Kilian estendeu o frasco, e o anão misturou habilmente os ingredientes. O sal e as orelhas de quimera foram adicionados enquanto ele mexia com a faca dentro do tubo ósseo, onde se enredavam nervos complexos. Um líquido espesso, de cor alaranjada e amarelada, começou a escorrer devagar.
Assim que o frasco estava cheio, Cara de Prancha o fechou com uma rolha.
— Isso aí, garoto, é Tritângeno — disse Cara de Prancha, com um sorriso satisfeito no rosto.
Kilian olhou para o frasco em suas mãos, boquiaberto.
— Tritângeno... — murmurou. — Pensei que esse condutor era uma lenda.
Cara de Prancha riu de leve.
— Se fosse, você não estaria segurando um aí.
Kilian franziu a testa, ainda encarando o frasco.
— Ouvi dizer que um lingote de Tritângeno vale dez vezes mais que um de Purgeno. Isso é verdade?
— Verdade — confirmou o anão, acenando com a cabeça. — É quase impossível encontrar alguém no mundo com joias ou equipamentos feitos com esse condutor.
— Não acredito — murmurou, encarando o frasco. — Isso é tão raro...
— Sim, é raro — assentiu Cara de Prancha. — Um condutor desses pode armazenar até oito encantamentos ou magias em um item mágico. Pra você ter ideia, Zig Resil armazena um, Albastrógeno, dois, e Purgeno, quatro. Por isso o Tritângeno é tão valioso.
Kilian segurou o frasco com mais firmeza, espantado por ter algo tão precioso nas mãos.
— Esse aí é seu — disse Cara de Prancha, sério. — A quantidade é tão pequena que matar gigantes do gelo pra conseguir Tritângeno é praticamente impossível.
— Sério? E você sabe o que pode produzir isso?
— Com certeza que não. Talvez só os arquidruidas consigam produzir em grandes quantidades, pra fazer um lingote. Mas pra derrotá-los...
Kilian engoliu em seco, os olhos arregalados, apertando o frasco com mais firmeza.
— O que eu faço com isso? — perguntou, ainda incrédulo.
— Guarde bem, ou faça uma correntinha pra usar — sugeriu o anão.
Kilian fez uma careta. — Isso é coisa de mulherzinha.
Cara de Prancha riu. — Verdade, Maya tem uma dessas também. Guarde como lembrança do Cara de Prancha, quando você voltar pra sua família.
Kilian assentiu, guardando cuidadosamente o frasco.
— Agora vem a parte decisiva — disse Cara de Prancha, os olhos brilhando de expectativa. — Isso vai definir se amanhã a gente come bem ou dorme na rua. Kilian, vá lá fora e veja se a luz das luas está posicionada como marquei.
Kilian correu para fora da carcaça do gigante. Na neve, encontrou estacas cravadas no solo, formando um círculo intrincado, cada uma com marcações específicas indicando posições. Mesmo com as nuvens densas no céu, as estacas serviam como guias para os cálculos do anão.
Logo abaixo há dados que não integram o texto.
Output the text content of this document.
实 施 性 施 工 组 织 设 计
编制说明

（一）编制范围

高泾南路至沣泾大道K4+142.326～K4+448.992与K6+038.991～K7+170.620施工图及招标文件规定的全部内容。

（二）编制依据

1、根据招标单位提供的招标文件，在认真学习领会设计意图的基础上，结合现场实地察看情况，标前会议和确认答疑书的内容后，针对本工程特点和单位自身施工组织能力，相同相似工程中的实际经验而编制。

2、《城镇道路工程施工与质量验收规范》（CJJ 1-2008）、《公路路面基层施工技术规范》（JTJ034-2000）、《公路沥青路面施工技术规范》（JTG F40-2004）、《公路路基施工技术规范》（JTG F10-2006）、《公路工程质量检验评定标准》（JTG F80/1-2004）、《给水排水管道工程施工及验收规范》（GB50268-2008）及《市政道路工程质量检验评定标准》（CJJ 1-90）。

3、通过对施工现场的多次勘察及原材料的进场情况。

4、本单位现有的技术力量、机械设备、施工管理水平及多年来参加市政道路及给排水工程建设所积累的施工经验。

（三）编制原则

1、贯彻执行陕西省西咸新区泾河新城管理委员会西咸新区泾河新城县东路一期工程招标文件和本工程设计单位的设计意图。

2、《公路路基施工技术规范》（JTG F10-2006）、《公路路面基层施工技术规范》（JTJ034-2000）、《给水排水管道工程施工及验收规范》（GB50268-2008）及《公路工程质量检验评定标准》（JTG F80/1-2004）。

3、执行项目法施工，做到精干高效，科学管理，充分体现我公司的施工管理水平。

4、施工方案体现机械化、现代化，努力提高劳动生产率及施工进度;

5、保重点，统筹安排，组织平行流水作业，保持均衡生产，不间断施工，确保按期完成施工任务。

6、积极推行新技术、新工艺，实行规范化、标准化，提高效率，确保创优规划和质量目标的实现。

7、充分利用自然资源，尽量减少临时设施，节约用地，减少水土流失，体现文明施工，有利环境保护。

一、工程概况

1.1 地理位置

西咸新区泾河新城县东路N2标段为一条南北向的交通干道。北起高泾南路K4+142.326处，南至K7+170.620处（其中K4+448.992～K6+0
Ele olhou para o céu, tentando distinguir as luas entre as nuvens. Conferiu cada estaca, lembrando-se das instruções de Cara de Prancha.
— Falta pouco — murmurou.
Depois de alinhar as posições das luas com as marcações, assobiou.
Dentro da carcaça, Cara de Prancha ouviu o assobio e sorriu.
— Está na hora! — exclamou, trabalhando rápido na medula do gigante.
Pouco depois, uma luz intensa começou a emanar da carcaça colossal. Garrik, despertado pelo assobio, saiu da semi-gruta, ainda sonolento.
— O que está acontecendo, Kilian? — perguntou, esfregando os olhos.
Kilian, animado, apontou para a carcaça. — Cara de Prancha está trabalhando no Albastrógeno. Pela luz, parece que deu certo.
Garrik balançou a cabeça. — Nem sempre. A luz aparece tanto quando dá certo quanto quando dá errado.
— Sério? — Kilian perguntou, surpreso.
Garrik assentiu.
Kilian correu de volta até a carcaça para conferir.
— Deu certo? — perguntou, curioso, olhando para Garrik.
— Entra aqui e veja você mesmo — respondeu Cara de Prancha, seco e direto.